Quand le passé et le présent s’entremêlent

Le drame familial au centre du récit remonte à l’enfance des 3 sœurs, et est mis en scène au travers de nombreux flashbacks. Le spectateur découvre alors cette histoire au fil de l’enchainement des évènements présents : indirectement, tous semblent faire écho à ce douloureux passé, partagé entre deux pays, deux identités. Pour la réalisatrice, Sœurs est « un film qui parle de la France et de l’Algérie, de l’Algérie et de la France, c’est un film qui parle de nous ».

SOEURS 1 Sœurs : une introspection confuse malgré un remarquable trio d’actrices

Yamina Benguigui parvient à travers l’utilisation de nombreux procédés narratifs, à traiter tout en délicatesse de problématiques telles que la nécessité de s’émanciper de la tutelle masculine, de se reconstruire après avoir tout perdu ou encore de la violence permanente, sans jamais tomber dans le pathos. Si ces tourments appartiennent à une époque révolue pour la fratrie, ils semblent pour autant omniprésents dans leurs esprits, comme si elles n’étaient jamais parvenues à tourner la page.

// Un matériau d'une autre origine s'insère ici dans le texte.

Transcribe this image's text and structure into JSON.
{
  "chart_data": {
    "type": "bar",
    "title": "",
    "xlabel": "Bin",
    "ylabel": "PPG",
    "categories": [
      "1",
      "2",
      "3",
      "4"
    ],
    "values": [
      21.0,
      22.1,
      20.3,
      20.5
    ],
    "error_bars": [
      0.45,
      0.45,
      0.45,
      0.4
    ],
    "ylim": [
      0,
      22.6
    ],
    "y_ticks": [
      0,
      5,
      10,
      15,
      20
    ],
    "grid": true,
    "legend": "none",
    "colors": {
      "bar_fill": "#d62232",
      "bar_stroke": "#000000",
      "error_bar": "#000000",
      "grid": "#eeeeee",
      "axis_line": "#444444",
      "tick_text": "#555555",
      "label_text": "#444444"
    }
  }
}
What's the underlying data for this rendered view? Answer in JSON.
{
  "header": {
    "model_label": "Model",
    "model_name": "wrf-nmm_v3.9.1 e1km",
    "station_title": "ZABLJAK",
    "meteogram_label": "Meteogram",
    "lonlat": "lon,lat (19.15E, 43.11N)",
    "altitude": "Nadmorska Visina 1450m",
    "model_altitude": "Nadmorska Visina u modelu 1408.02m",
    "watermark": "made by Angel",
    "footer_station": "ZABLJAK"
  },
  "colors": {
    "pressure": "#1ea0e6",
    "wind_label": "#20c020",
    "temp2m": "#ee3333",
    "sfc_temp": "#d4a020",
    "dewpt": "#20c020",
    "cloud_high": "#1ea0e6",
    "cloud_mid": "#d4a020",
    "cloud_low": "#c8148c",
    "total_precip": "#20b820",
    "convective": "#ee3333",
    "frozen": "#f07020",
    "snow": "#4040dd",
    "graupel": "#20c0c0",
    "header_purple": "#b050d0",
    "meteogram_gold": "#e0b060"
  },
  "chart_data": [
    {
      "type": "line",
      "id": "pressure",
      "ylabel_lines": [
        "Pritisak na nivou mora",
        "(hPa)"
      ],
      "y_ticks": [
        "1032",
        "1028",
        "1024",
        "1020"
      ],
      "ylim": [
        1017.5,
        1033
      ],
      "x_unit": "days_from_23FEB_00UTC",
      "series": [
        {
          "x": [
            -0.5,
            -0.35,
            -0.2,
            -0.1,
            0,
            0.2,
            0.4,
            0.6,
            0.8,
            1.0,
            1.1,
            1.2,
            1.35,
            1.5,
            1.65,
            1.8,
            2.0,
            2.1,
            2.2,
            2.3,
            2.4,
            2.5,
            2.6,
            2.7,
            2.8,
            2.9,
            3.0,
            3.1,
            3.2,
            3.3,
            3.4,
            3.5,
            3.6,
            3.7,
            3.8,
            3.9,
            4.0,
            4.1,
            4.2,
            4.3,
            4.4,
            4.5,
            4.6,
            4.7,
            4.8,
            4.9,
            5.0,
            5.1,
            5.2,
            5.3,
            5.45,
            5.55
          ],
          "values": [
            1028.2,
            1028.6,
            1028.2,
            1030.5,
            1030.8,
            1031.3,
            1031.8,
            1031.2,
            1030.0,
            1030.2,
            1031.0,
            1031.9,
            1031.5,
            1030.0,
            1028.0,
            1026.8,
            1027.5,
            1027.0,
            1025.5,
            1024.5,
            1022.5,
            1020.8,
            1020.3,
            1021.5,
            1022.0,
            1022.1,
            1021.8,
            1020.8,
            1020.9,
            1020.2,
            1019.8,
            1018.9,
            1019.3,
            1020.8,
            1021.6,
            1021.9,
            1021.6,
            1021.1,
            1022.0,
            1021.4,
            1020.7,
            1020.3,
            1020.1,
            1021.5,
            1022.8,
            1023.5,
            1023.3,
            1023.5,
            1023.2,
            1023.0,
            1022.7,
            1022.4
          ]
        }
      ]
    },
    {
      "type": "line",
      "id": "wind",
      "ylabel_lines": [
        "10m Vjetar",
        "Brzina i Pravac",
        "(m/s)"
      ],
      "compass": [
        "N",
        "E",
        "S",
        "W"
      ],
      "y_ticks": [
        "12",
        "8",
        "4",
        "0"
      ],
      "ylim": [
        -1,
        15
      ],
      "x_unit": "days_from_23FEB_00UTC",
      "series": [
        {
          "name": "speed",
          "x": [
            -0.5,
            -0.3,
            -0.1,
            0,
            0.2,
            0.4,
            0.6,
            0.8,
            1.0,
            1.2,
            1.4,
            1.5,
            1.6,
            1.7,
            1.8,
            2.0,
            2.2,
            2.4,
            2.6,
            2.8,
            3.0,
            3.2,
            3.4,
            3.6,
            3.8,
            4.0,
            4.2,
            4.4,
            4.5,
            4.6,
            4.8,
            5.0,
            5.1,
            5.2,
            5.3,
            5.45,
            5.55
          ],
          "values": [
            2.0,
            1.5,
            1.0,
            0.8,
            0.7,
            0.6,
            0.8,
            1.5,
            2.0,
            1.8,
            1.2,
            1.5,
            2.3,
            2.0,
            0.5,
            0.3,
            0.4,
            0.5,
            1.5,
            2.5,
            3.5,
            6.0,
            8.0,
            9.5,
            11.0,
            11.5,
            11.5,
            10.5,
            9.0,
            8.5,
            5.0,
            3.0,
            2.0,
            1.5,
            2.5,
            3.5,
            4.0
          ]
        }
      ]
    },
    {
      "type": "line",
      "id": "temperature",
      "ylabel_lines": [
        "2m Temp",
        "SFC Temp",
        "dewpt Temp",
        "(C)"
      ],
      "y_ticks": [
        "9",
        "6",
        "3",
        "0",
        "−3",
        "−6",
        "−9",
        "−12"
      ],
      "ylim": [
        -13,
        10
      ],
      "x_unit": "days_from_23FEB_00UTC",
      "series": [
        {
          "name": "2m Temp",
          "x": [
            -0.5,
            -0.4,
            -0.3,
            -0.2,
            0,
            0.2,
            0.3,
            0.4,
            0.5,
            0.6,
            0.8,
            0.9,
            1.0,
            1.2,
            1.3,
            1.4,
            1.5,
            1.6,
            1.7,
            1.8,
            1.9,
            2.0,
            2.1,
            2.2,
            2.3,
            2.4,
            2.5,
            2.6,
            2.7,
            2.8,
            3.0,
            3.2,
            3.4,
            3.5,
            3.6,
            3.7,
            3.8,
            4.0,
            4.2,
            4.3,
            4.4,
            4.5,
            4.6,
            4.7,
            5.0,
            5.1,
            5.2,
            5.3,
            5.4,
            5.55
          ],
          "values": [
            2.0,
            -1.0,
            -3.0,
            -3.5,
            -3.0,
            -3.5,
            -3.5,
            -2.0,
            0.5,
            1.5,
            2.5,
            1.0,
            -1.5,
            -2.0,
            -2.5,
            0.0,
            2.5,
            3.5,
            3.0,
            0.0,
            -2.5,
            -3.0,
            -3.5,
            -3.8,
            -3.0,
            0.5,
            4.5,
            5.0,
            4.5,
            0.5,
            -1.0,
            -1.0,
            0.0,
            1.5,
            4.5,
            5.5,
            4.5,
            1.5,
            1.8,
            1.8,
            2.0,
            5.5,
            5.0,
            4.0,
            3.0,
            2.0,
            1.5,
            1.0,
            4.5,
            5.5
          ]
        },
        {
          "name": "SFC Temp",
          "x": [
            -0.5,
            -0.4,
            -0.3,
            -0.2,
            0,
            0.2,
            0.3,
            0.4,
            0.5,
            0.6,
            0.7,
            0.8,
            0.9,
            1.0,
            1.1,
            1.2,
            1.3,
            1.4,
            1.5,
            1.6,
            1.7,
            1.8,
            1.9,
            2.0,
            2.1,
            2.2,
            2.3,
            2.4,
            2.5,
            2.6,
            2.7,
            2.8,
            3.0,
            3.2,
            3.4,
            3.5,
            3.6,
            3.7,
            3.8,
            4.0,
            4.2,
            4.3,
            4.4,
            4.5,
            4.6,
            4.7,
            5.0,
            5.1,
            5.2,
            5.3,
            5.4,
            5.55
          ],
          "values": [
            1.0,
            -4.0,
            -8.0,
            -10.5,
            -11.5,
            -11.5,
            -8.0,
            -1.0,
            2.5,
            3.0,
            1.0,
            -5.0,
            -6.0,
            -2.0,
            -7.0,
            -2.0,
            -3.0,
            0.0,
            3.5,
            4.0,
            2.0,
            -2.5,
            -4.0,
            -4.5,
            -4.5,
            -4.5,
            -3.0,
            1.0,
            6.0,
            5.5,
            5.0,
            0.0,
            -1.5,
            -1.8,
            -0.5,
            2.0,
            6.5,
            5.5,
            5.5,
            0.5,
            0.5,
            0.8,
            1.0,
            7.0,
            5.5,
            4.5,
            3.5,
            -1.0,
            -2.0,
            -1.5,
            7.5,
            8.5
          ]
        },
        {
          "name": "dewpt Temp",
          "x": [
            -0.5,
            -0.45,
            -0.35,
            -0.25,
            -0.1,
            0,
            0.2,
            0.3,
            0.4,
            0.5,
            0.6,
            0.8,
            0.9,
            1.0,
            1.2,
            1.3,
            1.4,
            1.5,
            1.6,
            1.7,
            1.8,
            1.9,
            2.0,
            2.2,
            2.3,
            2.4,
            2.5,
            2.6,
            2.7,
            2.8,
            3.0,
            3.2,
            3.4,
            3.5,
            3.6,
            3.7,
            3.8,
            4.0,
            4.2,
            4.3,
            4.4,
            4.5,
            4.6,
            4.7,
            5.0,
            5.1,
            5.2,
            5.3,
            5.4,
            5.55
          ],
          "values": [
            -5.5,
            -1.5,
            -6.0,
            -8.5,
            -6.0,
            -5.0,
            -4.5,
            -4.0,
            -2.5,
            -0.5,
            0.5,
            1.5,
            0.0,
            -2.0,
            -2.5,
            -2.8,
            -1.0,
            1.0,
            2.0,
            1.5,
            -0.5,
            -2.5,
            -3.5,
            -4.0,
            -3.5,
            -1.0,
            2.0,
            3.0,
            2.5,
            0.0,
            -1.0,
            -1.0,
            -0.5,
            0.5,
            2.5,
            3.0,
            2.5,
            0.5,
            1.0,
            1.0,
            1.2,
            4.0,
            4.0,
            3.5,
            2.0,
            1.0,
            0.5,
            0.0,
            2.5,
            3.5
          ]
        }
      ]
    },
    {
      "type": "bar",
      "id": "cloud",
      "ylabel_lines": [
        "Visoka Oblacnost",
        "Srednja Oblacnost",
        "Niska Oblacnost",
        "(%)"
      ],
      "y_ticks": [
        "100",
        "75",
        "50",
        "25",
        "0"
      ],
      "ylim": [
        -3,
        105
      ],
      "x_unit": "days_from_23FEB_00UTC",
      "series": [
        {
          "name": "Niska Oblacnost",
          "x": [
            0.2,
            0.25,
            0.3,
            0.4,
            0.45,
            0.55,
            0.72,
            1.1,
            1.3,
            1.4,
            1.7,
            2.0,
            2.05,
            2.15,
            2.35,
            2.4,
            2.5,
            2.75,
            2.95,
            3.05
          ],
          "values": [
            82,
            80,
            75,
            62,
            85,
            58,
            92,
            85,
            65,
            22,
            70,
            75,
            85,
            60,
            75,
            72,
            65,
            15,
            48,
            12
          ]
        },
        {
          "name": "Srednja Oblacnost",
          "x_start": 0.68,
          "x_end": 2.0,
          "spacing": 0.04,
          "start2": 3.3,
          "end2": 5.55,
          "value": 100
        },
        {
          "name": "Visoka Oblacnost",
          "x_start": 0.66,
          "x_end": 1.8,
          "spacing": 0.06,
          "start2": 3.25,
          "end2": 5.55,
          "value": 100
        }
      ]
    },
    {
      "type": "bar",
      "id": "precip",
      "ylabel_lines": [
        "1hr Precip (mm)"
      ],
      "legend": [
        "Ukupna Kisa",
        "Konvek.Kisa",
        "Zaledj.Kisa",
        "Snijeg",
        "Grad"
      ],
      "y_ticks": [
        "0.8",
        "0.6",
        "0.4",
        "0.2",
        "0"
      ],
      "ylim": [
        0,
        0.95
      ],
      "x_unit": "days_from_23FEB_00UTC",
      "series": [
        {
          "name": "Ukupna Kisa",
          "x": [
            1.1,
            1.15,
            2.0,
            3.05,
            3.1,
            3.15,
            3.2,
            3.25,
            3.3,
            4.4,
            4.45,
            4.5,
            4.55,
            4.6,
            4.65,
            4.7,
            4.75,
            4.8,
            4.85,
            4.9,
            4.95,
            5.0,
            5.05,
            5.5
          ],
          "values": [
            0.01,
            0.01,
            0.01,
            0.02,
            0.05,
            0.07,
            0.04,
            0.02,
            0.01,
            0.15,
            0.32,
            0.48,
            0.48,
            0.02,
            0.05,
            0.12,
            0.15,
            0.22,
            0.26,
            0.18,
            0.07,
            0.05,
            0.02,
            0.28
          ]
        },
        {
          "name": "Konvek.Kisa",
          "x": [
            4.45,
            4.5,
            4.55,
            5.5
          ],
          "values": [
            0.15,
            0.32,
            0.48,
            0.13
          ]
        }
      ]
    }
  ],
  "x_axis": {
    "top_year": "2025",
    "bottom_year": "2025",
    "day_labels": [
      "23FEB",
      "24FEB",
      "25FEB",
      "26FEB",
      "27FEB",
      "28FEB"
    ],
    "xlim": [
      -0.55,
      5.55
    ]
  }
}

Plusieurs confusions laissant de nombreuses questions sans réponse

Si l’objectif principal semble clair, celui de comprendre son passé pour pouvoir enfin s’en défaire, les moyens d’y parvenir sont en revanche plus flous. Les mises en abyme effectuées notamment lorsque Zohra fait répéter les acteurs de sa pièce de théâtre autobiographique, sont particulièrement décousues. Ces scènes réalisées en complément des flashbacks n’apportent pour autant rien de plus à la compréhension des faits passés.

Quant à l’interrogation principale de ce film, aucune explication n’est clairement apportée, laissant le spectateur sur sa faim. Etant exposés mais trop rarement expliqués les questionnements secondaires ne sont également que partiellement satisfaits.

Malgré quelques incohérences, Sœurs traite avec brio d’un sujet sensible, en parvenant à nous émouvoir et nous faire réfléchir. C’est ici une histoire familiale pouvant faire écho à des milliers d’autres, à une époque où seule l’autorité paternelle était reconnue par la loi en Algérie.